From: Riccardo Mottola
Subject: Re: New -base release?
Date: Tue, 16 Aug 2011 09:01:27 +0200
User-agent: Mozilla/5.0 (Macintosh; U; PPC Mac OS X 10.4; en-US; rv:1.9.1.19) Gecko/20110420 SeaMonkey/2.0.14

Hi
How do you find the timezone on Free/Open BSD?  What we need for timezone 
support is some way to obtain, from the operating system, the correct timezone 
name (eg. GB-Eire or Europe/Rome)
There's no standard way to do that, so we already have system-specific code to 
get the info via the most common methods, and there's no real reason we can't 
add more for other OS's.
At least speaking for OpenBSD, /etc/localtime is a symlink to the timezone. For 
me it looks like this:
$ ls -l /etc/localtime
lrwxr-xr-x  1 root  wheel  33 Feb 20 11:02 /etc/localtime ->  
/usr/share/zoneinfo/Europe/Berlin


yes, that's pretty standard. /etc/localtime can be both a link or just a raw copy.
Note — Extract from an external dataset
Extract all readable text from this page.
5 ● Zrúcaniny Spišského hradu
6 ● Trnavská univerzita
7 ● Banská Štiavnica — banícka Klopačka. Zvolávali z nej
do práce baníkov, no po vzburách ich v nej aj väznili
do a "file /usr/share/zoneinfo/Europe/Berlin"

and you should see the timezone data file version.

It appears I have both "old version" and "version 2" floating around. We are able to use version 2 files but not the old ones on freebsd. But I couldn't really understand inside the NSTimeZone code where we do read the contents of the file.

*light bulb on* ! Perhaps we do not read the conent, but we assume it is a symlink? I tried switching versions using a symlink and not by copying again.... I need to test that too. Darn.